[THE BATTLE IN THE DARK.]
HOW GENERAL JACKSON RECEIVED THE BRITISH.
BY GEORGE CARY EGGLESTON.
When the British succeeded in taking Lieutenant Jones's little gun-boats on Lake Borgne, and making a landing, after the manner described to you two weeks ago, they supposed that the hardest part of their work was done. It was not far from their landing-place to New Orleans, and there was nothing in their way. Their army numbered nearly twenty thousand men, and the men were the best soldiers that England had. Many of them were Wellington's old veterans.
GENERAL JACKSON AT NEW ORLEANS.
It seemed certain that such an army could march into New Orleans with very little trouble indeed, and everybody on both sides thought so—everybody, that is to say, but General Jackson. He meant to fight that question out, and as the Legislature and many of the people in the city would do nothing to help him, he put the town under martial law, and worked night and day to get together something like an army.

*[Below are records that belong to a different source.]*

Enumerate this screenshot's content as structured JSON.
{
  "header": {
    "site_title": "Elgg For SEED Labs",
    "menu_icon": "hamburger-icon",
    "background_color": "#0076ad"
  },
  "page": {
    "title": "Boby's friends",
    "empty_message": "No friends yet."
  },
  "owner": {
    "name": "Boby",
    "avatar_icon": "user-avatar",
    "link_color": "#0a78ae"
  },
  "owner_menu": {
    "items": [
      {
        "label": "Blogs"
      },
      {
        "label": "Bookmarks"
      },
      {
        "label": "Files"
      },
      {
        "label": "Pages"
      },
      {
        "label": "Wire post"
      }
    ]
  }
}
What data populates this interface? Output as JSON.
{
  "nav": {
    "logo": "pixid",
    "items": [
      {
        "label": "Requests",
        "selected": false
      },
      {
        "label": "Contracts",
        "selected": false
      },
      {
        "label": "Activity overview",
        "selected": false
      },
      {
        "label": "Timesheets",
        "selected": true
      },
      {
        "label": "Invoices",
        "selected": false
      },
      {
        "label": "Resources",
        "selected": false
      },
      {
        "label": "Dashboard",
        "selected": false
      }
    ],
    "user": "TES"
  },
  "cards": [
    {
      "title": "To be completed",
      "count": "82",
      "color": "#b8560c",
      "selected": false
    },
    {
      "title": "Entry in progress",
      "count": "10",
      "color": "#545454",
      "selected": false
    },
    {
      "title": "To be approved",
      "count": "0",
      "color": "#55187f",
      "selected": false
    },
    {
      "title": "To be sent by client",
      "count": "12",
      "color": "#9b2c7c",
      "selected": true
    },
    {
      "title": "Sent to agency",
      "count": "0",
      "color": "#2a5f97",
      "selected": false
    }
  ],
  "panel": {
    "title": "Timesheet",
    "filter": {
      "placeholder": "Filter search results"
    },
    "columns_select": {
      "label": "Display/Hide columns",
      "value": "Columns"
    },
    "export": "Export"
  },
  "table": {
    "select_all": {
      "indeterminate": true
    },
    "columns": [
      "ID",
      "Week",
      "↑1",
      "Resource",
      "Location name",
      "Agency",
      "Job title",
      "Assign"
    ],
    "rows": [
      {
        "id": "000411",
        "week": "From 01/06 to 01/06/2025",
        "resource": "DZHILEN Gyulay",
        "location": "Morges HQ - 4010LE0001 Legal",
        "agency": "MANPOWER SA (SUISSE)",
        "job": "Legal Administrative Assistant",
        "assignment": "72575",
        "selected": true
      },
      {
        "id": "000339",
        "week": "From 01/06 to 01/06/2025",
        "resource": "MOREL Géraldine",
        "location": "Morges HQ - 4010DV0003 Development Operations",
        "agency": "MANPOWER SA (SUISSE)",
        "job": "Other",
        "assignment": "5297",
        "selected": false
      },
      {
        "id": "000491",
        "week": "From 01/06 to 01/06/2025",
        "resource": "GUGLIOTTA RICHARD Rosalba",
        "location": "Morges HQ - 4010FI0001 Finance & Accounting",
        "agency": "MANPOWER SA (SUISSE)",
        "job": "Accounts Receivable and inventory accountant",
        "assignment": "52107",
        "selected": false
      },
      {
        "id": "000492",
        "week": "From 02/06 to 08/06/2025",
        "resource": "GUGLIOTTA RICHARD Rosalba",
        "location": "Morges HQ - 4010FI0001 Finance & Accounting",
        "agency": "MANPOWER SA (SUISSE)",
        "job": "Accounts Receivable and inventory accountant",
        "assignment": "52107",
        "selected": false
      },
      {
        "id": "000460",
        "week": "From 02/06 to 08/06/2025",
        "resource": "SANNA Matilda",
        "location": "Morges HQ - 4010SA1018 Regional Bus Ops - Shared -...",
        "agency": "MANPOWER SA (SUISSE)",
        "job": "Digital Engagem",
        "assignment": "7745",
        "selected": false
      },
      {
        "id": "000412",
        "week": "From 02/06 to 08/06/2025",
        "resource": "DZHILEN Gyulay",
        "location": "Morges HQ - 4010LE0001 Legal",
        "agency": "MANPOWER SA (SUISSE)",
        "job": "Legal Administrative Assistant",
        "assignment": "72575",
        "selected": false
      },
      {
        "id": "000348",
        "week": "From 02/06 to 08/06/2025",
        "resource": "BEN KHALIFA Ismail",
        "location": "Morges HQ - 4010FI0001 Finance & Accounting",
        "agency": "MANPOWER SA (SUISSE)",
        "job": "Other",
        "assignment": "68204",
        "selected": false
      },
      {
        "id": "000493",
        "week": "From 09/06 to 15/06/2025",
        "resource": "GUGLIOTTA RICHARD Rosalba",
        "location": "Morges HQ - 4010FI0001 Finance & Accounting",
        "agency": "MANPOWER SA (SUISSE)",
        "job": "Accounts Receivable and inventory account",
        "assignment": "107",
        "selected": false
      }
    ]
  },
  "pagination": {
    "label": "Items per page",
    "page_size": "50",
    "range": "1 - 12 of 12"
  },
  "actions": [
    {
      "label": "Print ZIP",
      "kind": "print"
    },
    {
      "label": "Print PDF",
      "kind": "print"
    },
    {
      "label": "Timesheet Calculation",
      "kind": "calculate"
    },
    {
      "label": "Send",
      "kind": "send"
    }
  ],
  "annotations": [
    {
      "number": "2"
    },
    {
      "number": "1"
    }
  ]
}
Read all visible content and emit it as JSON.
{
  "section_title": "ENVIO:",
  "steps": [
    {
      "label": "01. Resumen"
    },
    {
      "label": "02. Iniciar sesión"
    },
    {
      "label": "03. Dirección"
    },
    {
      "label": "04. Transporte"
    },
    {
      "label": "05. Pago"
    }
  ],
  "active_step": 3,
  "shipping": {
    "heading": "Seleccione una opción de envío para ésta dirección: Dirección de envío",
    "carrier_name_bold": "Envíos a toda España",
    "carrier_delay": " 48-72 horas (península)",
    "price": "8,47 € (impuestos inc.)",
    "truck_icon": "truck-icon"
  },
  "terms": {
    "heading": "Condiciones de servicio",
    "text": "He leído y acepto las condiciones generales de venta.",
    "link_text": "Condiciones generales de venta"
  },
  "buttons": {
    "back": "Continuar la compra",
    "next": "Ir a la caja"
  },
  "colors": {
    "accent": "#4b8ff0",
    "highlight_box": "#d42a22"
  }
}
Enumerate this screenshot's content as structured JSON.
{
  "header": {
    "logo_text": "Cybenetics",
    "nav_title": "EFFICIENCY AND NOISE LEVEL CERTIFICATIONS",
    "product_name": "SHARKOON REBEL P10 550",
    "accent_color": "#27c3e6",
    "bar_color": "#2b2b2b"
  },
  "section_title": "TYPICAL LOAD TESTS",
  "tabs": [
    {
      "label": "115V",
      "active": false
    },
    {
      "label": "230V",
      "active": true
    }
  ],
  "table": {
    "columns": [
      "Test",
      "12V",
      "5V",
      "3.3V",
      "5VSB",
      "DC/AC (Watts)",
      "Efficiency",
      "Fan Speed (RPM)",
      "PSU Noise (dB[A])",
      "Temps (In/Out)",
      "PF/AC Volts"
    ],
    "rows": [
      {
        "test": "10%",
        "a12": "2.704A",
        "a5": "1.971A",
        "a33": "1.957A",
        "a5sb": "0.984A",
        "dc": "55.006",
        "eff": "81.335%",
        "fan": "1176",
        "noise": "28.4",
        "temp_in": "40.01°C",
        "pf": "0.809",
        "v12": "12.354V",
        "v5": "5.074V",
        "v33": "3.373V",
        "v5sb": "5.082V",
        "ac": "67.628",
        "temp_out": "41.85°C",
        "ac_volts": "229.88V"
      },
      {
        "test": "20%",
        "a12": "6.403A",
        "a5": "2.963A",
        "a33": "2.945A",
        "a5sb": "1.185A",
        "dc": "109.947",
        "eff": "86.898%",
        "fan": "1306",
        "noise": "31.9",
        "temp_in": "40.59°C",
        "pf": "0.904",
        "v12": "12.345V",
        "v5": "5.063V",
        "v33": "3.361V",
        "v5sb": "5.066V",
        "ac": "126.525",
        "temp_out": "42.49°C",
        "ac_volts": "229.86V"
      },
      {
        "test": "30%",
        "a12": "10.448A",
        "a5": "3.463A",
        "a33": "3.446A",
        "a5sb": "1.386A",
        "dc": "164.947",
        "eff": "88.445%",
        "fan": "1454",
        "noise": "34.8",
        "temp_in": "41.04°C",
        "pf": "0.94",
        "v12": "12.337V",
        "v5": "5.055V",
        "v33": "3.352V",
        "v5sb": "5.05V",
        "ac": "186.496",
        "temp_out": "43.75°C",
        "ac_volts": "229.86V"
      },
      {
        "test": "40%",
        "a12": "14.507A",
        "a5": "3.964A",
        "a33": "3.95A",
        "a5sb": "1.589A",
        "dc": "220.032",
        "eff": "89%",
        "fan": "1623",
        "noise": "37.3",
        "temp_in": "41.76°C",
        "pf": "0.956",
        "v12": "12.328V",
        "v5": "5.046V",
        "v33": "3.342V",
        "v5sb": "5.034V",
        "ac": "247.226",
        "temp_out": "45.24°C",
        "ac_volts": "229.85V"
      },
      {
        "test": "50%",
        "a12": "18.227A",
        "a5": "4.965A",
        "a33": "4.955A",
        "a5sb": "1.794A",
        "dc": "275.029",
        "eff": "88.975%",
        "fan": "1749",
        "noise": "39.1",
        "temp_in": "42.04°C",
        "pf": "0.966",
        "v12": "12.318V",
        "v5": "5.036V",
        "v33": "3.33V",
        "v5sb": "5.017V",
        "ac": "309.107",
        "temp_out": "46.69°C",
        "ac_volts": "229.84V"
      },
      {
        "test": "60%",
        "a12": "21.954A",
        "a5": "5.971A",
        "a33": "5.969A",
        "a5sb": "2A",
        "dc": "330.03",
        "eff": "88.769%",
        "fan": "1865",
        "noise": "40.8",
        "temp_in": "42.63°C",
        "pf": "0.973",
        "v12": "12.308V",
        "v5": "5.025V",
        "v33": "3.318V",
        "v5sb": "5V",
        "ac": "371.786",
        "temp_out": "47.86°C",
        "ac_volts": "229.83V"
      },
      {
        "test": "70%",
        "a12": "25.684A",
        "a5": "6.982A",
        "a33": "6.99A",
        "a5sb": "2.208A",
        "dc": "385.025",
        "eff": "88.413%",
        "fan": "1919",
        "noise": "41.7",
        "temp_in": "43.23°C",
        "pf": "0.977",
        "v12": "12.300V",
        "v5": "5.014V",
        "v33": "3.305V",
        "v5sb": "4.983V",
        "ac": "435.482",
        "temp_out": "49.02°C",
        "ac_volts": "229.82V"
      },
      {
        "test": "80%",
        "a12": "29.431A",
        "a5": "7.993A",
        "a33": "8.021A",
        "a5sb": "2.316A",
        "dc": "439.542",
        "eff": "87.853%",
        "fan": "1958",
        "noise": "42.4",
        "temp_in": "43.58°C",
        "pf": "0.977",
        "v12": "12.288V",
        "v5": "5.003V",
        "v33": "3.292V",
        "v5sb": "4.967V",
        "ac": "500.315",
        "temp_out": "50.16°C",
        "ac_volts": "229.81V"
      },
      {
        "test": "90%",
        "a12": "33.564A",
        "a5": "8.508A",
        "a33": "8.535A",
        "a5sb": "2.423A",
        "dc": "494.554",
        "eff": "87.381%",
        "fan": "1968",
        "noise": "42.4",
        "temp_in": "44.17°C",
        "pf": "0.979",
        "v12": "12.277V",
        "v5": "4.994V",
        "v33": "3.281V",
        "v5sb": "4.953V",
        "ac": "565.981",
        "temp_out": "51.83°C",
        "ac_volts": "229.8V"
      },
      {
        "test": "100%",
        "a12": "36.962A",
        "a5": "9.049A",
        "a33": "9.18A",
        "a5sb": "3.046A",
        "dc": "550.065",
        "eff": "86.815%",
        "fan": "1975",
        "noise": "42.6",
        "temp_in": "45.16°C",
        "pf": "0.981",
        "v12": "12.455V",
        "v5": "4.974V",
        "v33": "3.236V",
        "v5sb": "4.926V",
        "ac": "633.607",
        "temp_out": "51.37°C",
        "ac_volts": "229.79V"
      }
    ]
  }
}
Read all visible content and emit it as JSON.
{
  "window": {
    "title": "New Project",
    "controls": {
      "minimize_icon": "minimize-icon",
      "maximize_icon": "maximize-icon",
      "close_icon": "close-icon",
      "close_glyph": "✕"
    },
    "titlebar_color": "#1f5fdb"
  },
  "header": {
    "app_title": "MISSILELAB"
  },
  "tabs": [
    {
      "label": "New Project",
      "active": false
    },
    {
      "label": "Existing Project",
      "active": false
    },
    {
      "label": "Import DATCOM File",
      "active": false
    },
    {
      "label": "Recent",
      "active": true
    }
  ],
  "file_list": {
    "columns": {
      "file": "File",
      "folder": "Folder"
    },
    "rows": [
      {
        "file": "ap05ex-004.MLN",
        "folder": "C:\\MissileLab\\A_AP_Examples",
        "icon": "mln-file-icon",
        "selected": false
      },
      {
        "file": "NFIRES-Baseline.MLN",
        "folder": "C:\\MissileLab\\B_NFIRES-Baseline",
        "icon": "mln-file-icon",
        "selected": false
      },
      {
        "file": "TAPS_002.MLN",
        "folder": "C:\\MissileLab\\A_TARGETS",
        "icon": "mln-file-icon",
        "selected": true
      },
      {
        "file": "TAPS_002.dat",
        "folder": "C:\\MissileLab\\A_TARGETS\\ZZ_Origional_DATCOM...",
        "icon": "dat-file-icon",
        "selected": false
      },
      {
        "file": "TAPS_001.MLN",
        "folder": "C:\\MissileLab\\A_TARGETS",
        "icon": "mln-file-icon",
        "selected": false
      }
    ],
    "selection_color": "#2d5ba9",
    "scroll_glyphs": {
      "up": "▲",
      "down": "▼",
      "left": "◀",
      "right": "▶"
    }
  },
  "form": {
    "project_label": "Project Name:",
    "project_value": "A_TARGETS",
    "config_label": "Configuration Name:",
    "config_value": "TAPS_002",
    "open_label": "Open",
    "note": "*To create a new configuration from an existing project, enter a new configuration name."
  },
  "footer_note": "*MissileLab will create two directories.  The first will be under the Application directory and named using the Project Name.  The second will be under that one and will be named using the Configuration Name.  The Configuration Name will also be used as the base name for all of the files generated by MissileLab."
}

On the 23d of December, 1814, the British arrived at a point a few miles below the city, and went into camp about noon. As soon as Jackson heard of their arrival he said to the people around him, "Gentlemen, the British are below; we must fight them to-night."
He immediately ordered his troops forward. He had made a soldier of everybody who could carry a gun, and his little army was a curiously mixed collection of men. There were a few regulars, in uniform; there were some Mississippi troopers, and Coffee's Kentucky and Tennessee hunters, in hunting-shirts and jean trousers; there were volunteers of all sorts from the streets of New Orleans—merchants, lawyers, laborers, clerks, and clergy-men—armed with shot-guns, rifles, and old muskets; there were some criminals whom Jackson had released from prison on condition that they would fight; there was a battalion of free negroes, who were good soldiers; and finally there were about twenty Choctaw Indians.